In the course of investigating Ben's untimely and brutal death, Lawrence is bitten by the werewolf. No surprises there. A gypsy woman (Geraldine Chaplin) saves his life, but of course, come the full moon, Lawrence turns into a howling, rampaging, bloodthirsty beast. Sir John seems quite delighted by this turn of events, for reasons that will surprise no one. A Scotland Yard inspector named Abberline (Hugo Weaving) rolls into town, and starts looking about the place with shifty eyes. Lawrence is packed off to an insane asylum, where he is tortured to near insanity by mad Dr. Hoenneger (Antony Sher), who means to cure him of his "wolfman" delusion. Ha ha! you say. Just wait until the next full moon!

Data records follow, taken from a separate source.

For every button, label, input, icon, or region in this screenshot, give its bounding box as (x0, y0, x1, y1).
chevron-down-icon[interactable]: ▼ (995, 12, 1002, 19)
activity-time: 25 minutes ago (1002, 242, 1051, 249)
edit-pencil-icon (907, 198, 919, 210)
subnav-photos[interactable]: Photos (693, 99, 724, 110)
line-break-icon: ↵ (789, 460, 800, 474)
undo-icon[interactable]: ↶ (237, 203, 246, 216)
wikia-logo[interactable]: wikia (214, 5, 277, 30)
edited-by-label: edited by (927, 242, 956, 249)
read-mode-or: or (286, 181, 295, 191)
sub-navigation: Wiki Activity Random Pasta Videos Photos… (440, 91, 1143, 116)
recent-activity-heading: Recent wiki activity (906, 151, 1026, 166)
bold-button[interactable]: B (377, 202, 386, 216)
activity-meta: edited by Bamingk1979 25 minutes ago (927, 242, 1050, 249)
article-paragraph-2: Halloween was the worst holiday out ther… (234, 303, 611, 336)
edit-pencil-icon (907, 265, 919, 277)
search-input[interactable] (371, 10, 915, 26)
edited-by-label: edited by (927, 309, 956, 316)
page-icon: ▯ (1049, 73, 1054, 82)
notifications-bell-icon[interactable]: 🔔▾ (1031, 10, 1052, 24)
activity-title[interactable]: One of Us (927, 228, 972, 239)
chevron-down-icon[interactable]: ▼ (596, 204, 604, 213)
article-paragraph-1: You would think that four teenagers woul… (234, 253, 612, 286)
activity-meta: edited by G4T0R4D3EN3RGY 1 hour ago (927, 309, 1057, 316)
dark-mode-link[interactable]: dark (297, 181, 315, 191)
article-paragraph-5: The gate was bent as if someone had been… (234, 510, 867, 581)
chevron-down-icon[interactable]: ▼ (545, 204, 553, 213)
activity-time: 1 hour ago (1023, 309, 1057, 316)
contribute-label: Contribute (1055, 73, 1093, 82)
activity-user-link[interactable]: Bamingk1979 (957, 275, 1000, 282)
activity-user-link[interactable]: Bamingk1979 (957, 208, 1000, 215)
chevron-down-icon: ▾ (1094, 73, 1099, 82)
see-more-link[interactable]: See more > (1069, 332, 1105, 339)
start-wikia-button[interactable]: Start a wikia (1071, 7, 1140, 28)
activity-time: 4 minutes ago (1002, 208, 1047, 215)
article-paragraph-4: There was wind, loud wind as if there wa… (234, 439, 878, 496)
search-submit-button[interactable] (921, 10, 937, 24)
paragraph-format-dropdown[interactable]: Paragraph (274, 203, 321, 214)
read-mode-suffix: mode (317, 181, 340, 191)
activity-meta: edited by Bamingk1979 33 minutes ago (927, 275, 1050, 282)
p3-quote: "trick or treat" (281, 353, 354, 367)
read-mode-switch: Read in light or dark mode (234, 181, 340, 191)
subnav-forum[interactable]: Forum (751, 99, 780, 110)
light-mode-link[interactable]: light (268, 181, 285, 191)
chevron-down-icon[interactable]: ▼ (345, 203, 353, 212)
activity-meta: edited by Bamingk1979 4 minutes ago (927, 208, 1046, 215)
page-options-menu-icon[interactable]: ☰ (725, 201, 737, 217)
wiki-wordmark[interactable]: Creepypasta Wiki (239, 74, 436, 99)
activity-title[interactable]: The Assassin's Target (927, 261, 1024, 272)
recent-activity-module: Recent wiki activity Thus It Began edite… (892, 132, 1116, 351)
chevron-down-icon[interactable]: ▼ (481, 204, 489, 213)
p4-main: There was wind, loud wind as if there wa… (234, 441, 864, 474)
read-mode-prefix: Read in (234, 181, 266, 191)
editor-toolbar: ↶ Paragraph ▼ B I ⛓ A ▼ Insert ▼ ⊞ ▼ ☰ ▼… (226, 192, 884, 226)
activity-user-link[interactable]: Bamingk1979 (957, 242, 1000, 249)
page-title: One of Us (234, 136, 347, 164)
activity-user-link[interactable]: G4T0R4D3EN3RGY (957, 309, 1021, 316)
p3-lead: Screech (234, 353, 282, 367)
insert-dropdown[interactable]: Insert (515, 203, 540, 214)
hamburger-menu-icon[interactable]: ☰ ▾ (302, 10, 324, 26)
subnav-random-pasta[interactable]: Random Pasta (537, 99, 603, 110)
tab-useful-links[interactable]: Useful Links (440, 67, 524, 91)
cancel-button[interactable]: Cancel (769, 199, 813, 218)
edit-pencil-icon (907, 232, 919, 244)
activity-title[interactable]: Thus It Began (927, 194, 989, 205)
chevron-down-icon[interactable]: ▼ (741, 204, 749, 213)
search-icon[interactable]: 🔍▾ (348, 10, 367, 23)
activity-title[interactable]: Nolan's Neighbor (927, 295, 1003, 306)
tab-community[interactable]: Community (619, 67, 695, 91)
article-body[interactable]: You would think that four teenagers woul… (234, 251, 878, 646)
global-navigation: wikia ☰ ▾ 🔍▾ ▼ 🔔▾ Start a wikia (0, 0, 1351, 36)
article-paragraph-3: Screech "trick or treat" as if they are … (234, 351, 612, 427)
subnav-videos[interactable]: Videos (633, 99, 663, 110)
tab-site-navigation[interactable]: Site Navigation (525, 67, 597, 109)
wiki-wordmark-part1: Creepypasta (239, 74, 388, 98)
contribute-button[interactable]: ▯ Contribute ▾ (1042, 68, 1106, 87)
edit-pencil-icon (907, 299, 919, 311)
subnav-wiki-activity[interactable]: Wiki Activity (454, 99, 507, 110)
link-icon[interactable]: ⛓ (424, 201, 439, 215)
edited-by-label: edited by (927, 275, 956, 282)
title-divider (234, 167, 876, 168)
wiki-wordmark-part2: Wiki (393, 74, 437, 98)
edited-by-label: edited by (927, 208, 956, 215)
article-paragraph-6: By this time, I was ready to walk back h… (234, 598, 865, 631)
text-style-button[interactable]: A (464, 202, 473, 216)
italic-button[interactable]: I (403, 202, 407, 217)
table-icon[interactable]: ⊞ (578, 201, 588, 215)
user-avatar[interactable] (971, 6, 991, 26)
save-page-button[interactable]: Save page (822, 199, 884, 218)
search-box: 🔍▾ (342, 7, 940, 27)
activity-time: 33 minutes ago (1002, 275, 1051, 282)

Indeed, the education of Dr. Hoenneger provides one of the few satisfying moments in The Wolfman. I was also quite pleased when the deer -- a poor beast tied up so as to lure the werewolf into a trap -- escaped unharmed. But at a certain point in the movie, I realized that I really did not care for any of the characters. Only Gwen is remotely sympathetic, if blindly optimistic. Lawrence is so miserable all the time I couldn't figure out why he didn't just kill himself. And there's one of the problems with The Wolfman. Only Hopkins, who chews the scenery like a lycanthrope tearing into a fresh villager, seems to be in on the joke -- and The Wolfman is pretty much a joke. Hopkins has evident fun as crazy country squire Sir John, who is one bad dad.
As directed by Joe Johnston (Jurassic Park III), The Wolfman is an utterly predictable movie with a split personality, which, I guess, makes some kind of sense given that a werewolf has a split personality too. Lawrence is a genteel artiste tortured by his inner beast (we see glimpses of him playing Hamlet, in case it wasn't clear how haunted and tortured he is). The movie tries to recapture the gothic horror of the original movie, while goosing the action and upping the gore quotient with a lot of special effects. So on the one hand, you get your picturesque English country town full of shifty-eyed villagers who sit around the pub blaming gypsies for everything. And a dark and gloomy mansion set on a dark and gloomy, fog-shrouded moor, with beastly screeches and howls filling the night air. It's all fairly corny, but in a quaint kind of way. But on the other hand, there are a lot of dismemberments and disembowelings, which I like as much as the next person, don't get me wrong. Add to that the creature effects (by special effects makeup master Rick Baker), and all the CGI of those super speedy werewolves cruising the countryside, and something about the old fashioned and newfangled just doesn't mesh, and the whole thing feels wrong and corny in a laughable way. It's neither realistic enough to be worth all the effort, nor exciting and thrilling enough to inspire so much as a shiver of dread.